7. Results (macro-F1)
Validation = model selection; test = held-out videos (small N).
Function
| Approach | Val | Test |
|---|---|---|
| Baseline (video only) | 0.25 | 0.21 |
| Video v2 | 0.26 | 0.34 |
| Multimodal mel128 (§4 C) | 0.21 | 0.22 |
| Multimodal mel_time (§4 D) | 0.27 | 0.20 |
| Other audio inputs (§6) — supplementary; did not beat primary rows on validation | ||
| Prosody vector (15-D) | 0.10 | 0.08 |
| PANNs embedding (512-D) | 0.26 | 0.11 |
| Whisper-tiny + MiniLM (384-D) | 0.19 | 0.35 |
| TF-IDF comments (masked at eval) | 0.21 | 0.16 |
Muted rows are Function-only audio ablations from §6; test scores are noisy (n=41).
Organization
| Approach | Val | Test |
|---|---|---|
| Baseline | 0.42 | 0.31 |
| Video v2 | 0.29 | 0.30 |
| Multimodal mel128 | 0.30 | 0.37 |
| Multimodal mel_time | 0.33 | 0.28 |
Engagement
| Approach | Val | Test |
|---|---|---|
| Baseline | 0.24 | 0.24 |
| Video v2 | 0.25 | 0.19 |
| Multimodal mel128 | 0.27 | 0.15 |
| Multimodal mel_time | 0.30 | 0.11 |
Summary
- Organization is most predictable from video (baseline val 0.42); extra audio did not beat simple frames.

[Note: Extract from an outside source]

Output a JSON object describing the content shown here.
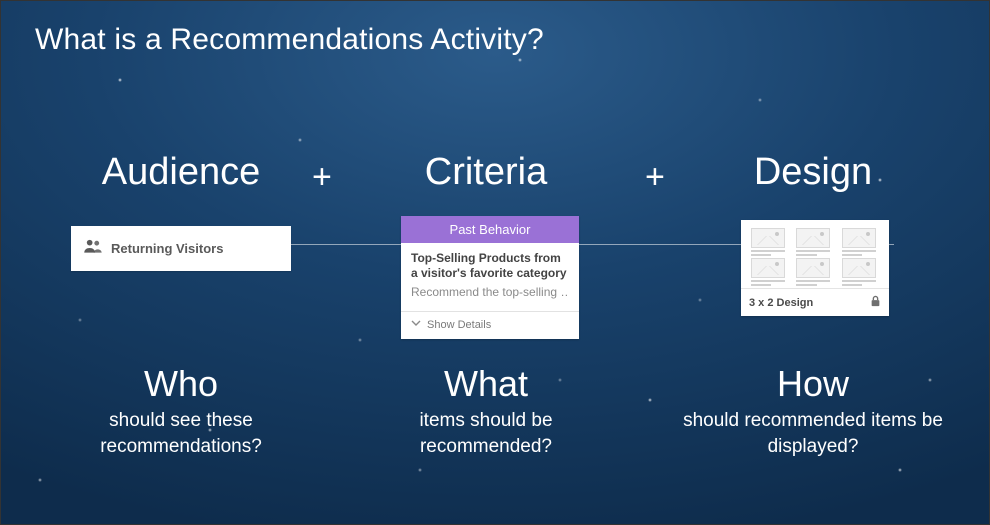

- Function benefits slightly from mel_time on validation; confusions remain between Direction, Transition, and Working.
- Engagement is weakest; mel_time wins validation but test drops sharply (rare classes, n=41 test).
8. Function examples (best val model: mel_time)
Validation clips from mm_mel_time (59 segments). Thumbnail is the first of eight sampled frames;
click to view larger. Comments are annotations only, not model inputs.
Correctly classified (5)
| Frame | Segment | Comment | True | Predicted |
|---|---|---|---|---|
| 1927 · 0:16:44–0:19:29 | Teacher making students st on the carpet and controlling their behaviors | Direction | Direction | |
| 1926 · 0:00:26–0:02:28 | Introduction to BeeBot - Teacher showing a BeeBot on screen and asking questions about its buttons | IRE/MS | IRE/MS | |
| 1926 · 0:02:28–0:04:51 | Teacher playing a video to show kids how a BeeBot works - At this point, whole class was sitting in front of the scre... | Lecture | Lecture | |
| 1924 · 0:03:10–0:04:26 | teacher distributing worksheets and setting up the camera | Transition | Transition | |
| 1924 · 0:28:46–0:31:32 | students working on the lists | Working | Working |
Misclassified (5)
| Frame | Segment | Comment | True | Predicted |
|---|---|---|---|---|
| 1926 · 0:13:02–0:14:16 | Teacher giving directions to students to line up | Direction | Working | |
| 1924 · 0:04:26–0:11:44 | teacher asking questions | IRE/MS | Transition | |
| 1927 · 0:03:08–0:05:56 | Teacher talking about coding | Lecture | Direction | |
| 1927 · 0:14:00–0:16:44 | Teacher distributing tickets and guiding students to their seats | Transition | Direction | |
| 1924 · 0:23:50–0:27:49 | students working together in 2 groups | Working | Transition |
9. What worked and what did not
Worked: video-level splits; log-mel with native timing for Function/Engagement val; Organization from frames alone; focal loss + partial fine-tune for hard Function classes.
Did not: prosody-only vector; fixed 128-bin mel warp for long clips; relying on test F1 (41 clips); comment text at inference; fine-grained Engagement with very few “Half” examples.